Tilman Rammstedt
Morgen mehr
- Kategorie
- Allgemeine Literatur
Begründung der Jury
Ein winziger VW-Käfer fährt einen Hügel aus konzentrischen Farbstreifen hinauf. Wer dabei die Gedanken an knallige Jugendzimmer-Tapeten der frühen Siebziger Jahre aufrollt, rutscht in die Erzählebene des Romans hinein: Der Protagonist in dem Roman »Morgen mehr«, wird, wie der Autor selbst, in die Siebziger Jahre hineingeboren. Der Ich-Erzähler wird über Zeitebenen reflektieren, und dem Leser werden sich die Pupillen drehen wie in den Augen von Mogli und der hypnotisierenden Schlange Kaa.
Unter dem Schutzumschlag überlagern sich die Op-und-Pop-Art-Farbkreise bis zur Flächendeckung des Einbands – eine optische Ankündigung der Fabulierkunst. Das warmgelbe Vorsatzpapier hält die aufgesprudelte Spannung und leitet zum Inhalt über.

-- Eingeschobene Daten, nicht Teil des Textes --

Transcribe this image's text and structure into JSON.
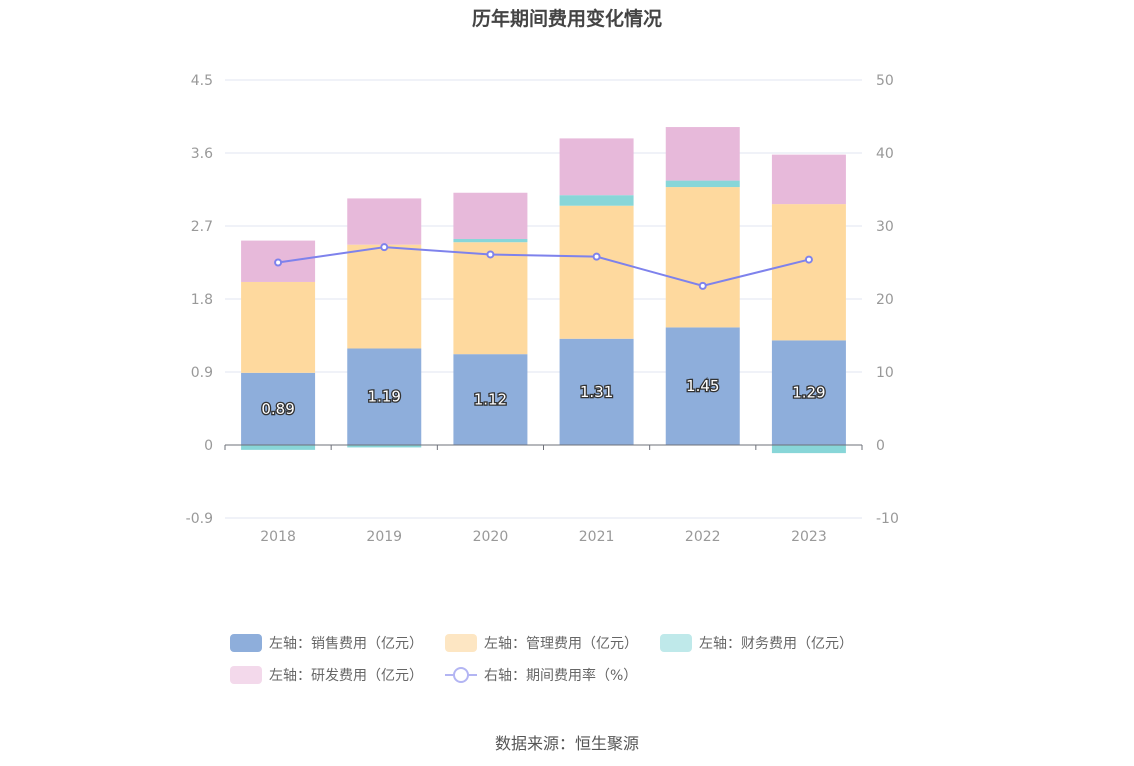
{
  "title": "历年期间费用变化情况",
  "source": "数据来源：恒生聚源",
  "chart_data": {
    "type": "bar",
    "stacked": true,
    "categories": [
      "2018",
      "2019",
      "2020",
      "2021",
      "2022",
      "2023"
    ],
    "left_axis": {
      "ticks": [
        "4.5",
        "3.6",
        "2.7",
        "1.8",
        "0.9",
        "0",
        "-0.9"
      ],
      "range": [
        -0.9,
        4.5
      ]
    },
    "right_axis": {
      "ticks": [
        "50",
        "40",
        "30",
        "20",
        "10",
        "0",
        "-10"
      ],
      "range": [
        -10,
        50
      ]
    },
    "series": [
      {
        "name": "左轴：销售费用（亿元）",
        "axis": "left",
        "type": "bar",
        "color": "#8eaedb",
        "values": [
          0.89,
          1.19,
          1.12,
          1.31,
          1.45,
          1.29
        ],
        "labels": [
          "0.89",
          "1.19",
          "1.12",
          "1.31",
          "1.45",
          "1.29"
        ]
      },
      {
        "name": "左轴：管理费用（亿元）",
        "axis": "left",
        "type": "bar",
        "color": "#fed99e",
        "values": [
          1.12,
          1.28,
          1.38,
          1.64,
          1.73,
          1.68
        ]
      },
      {
        "name": "左轴：财务费用（亿元）",
        "axis": "left",
        "type": "bar",
        "color": "#88d6d8",
        "values": [
          -0.06,
          -0.03,
          0.04,
          0.13,
          0.08,
          -0.1
        ]
      },
      {
        "name": "左轴：研发费用（亿元）",
        "axis": "left",
        "type": "bar",
        "color": "#e7b9da",
        "values": [
          0.51,
          0.57,
          0.57,
          0.7,
          0.66,
          0.61
        ]
      },
      {
        "name": "右轴：期间费用率（%）",
        "axis": "right",
        "type": "line",
        "color": "#7e82ec",
        "values": [
          25.0,
          27.1,
          26.1,
          25.8,
          21.8,
          25.4
        ]
      }
    ],
    "legend": [
      {
        "label": "左轴：销售费用（亿元）",
        "color": "#8eaedb",
        "kind": "box"
      },
      {
        "label": "左轴：管理费用（亿元）",
        "color": "#fde6c3",
        "kind": "box"
      },
      {
        "label": "左轴：财务费用（亿元）",
        "color": "#bfe9ea",
        "kind": "box"
      },
      {
        "label": "左轴：研发费用（亿元）",
        "color": "#f3d9eb",
        "kind": "box"
      },
      {
        "label": "右轴：期间费用率（%）",
        "color": "#b3b5f3",
        "kind": "line"
      }
    ],
    "grid": true,
    "legend_position": "bottom"
  }
}
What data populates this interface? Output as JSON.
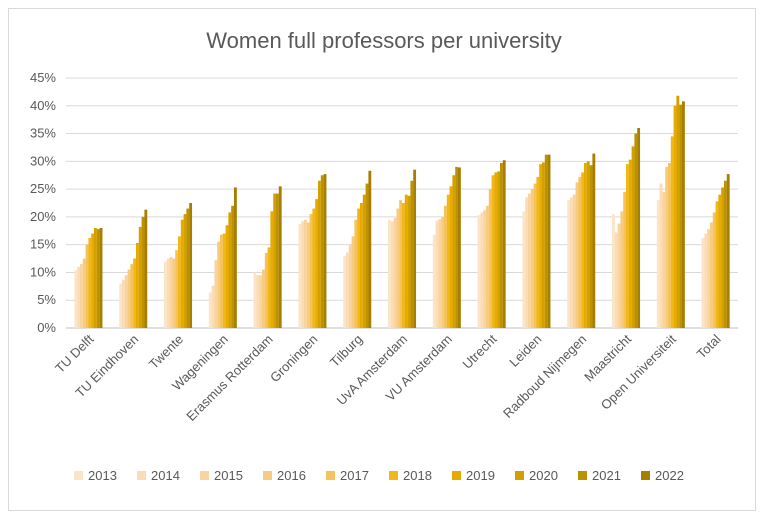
{
  "chart_data": {
    "type": "bar",
    "title": "Women full professors per university",
    "xlabel": "",
    "ylabel": "",
    "ylim": [
      0,
      0.45
    ],
    "yticks": [
      "0%",
      "5%",
      "10%",
      "15%",
      "20%",
      "25%",
      "30%",
      "35%",
      "40%",
      "45%"
    ],
    "ytick_values": [
      0,
      0.05,
      0.1,
      0.15,
      0.2,
      0.25,
      0.3,
      0.35,
      0.4,
      0.45
    ],
    "grid": true,
    "legend_position": "bottom",
    "categories": [
      "TU Delft",
      "TU Eindhoven",
      "Twente",
      "Wageningen",
      "Erasmus Rotterdam",
      "Groningen",
      "Tilburg",
      "UvA Amsterdam",
      "VU Amsterdam",
      "Utrecht",
      "Leiden",
      "Radboud Nijmegen",
      "Maastricht",
      "Open Universiteit",
      "Total"
    ],
    "series": [
      {
        "name": "2013",
        "color": "#fbe5c8",
        "values": [
          0.104,
          0.08,
          0.12,
          0.064,
          0.1,
          0.187,
          0.13,
          0.195,
          0.168,
          0.203,
          0.21,
          0.23,
          0.205,
          0.23,
          0.162
        ]
      },
      {
        "name": "2014",
        "color": "#fbdcb4",
        "values": [
          0.11,
          0.087,
          0.125,
          0.076,
          0.095,
          0.192,
          0.136,
          0.192,
          0.193,
          0.208,
          0.235,
          0.235,
          0.172,
          0.26,
          0.17
        ]
      },
      {
        "name": "2015",
        "color": "#f9d49e",
        "values": [
          0.115,
          0.095,
          0.128,
          0.122,
          0.095,
          0.195,
          0.15,
          0.198,
          0.196,
          0.212,
          0.242,
          0.24,
          0.188,
          0.245,
          0.178
        ]
      },
      {
        "name": "2016",
        "color": "#f7cb80",
        "values": [
          0.125,
          0.105,
          0.125,
          0.155,
          0.105,
          0.19,
          0.165,
          0.215,
          0.2,
          0.22,
          0.25,
          0.262,
          0.21,
          0.29,
          0.19
        ]
      },
      {
        "name": "2017",
        "color": "#f6c25a",
        "values": [
          0.15,
          0.115,
          0.14,
          0.168,
          0.135,
          0.205,
          0.195,
          0.23,
          0.22,
          0.25,
          0.26,
          0.272,
          0.245,
          0.297,
          0.208
        ]
      },
      {
        "name": "2018",
        "color": "#f1b717",
        "values": [
          0.162,
          0.125,
          0.165,
          0.17,
          0.145,
          0.215,
          0.215,
          0.225,
          0.24,
          0.275,
          0.272,
          0.28,
          0.295,
          0.345,
          0.228
        ]
      },
      {
        "name": "2019",
        "color": "#e6ab00",
        "values": [
          0.17,
          0.153,
          0.195,
          0.185,
          0.21,
          0.232,
          0.225,
          0.24,
          0.255,
          0.28,
          0.295,
          0.297,
          0.303,
          0.4,
          0.24
        ]
      },
      {
        "name": "2020",
        "color": "#d4a000",
        "values": [
          0.18,
          0.182,
          0.205,
          0.208,
          0.242,
          0.265,
          0.24,
          0.238,
          0.275,
          0.282,
          0.298,
          0.3,
          0.327,
          0.418,
          0.253
        ]
      },
      {
        "name": "2021",
        "color": "#bd9200",
        "values": [
          0.178,
          0.2,
          0.215,
          0.22,
          0.242,
          0.275,
          0.26,
          0.265,
          0.29,
          0.297,
          0.312,
          0.293,
          0.35,
          0.402,
          0.265
        ]
      },
      {
        "name": "2022",
        "color": "#a67f00",
        "values": [
          0.18,
          0.213,
          0.225,
          0.253,
          0.255,
          0.277,
          0.283,
          0.285,
          0.289,
          0.302,
          0.312,
          0.314,
          0.36,
          0.408,
          0.277
        ]
      }
    ]
  }
}
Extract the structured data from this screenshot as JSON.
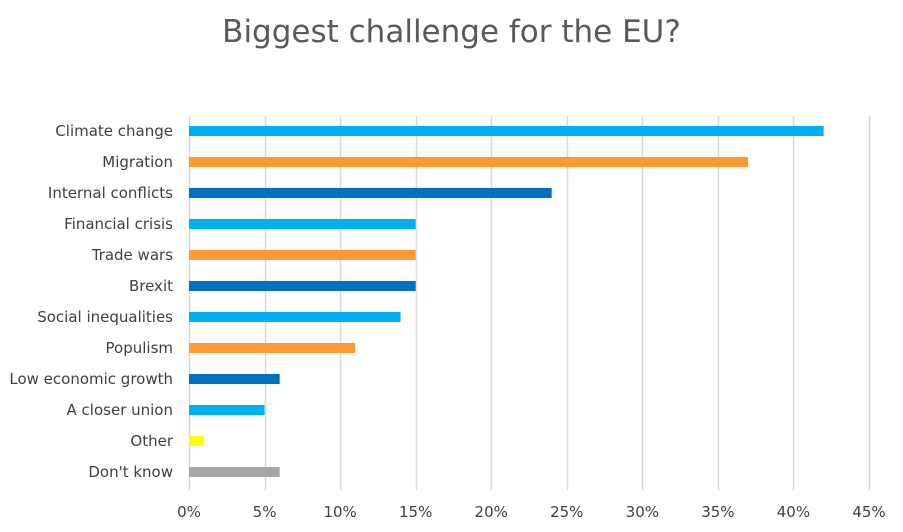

Die Nummern der eher kurzen Kapitel sind als Text ausbuchstabiert und mit einem Kommentar untertitelt. Dies wirkt wie stummfilmhafte Überleitungen zwischen kurzweiligen Episoden. Die geringe Strichstärkendifferenz der Serifenschrift erzeugt eine Leichtigkeit der Graustruktur auf der Buchseite, wie sie meist von Groteskschriften erreicht wird. So lässt es sich für den Leser angenehm und anregend durch den Roman taumeln. Bevor das Buch hinter ihm zuklappt, wird er vom Nachsatzblatt aufgefangen, das als Wickelfalz zum Ausklappen ein »Schaltkapitel« trägt, und – durch diesen Epilog quasi neutralisiert – wieder in die Jetztwelt entlassen.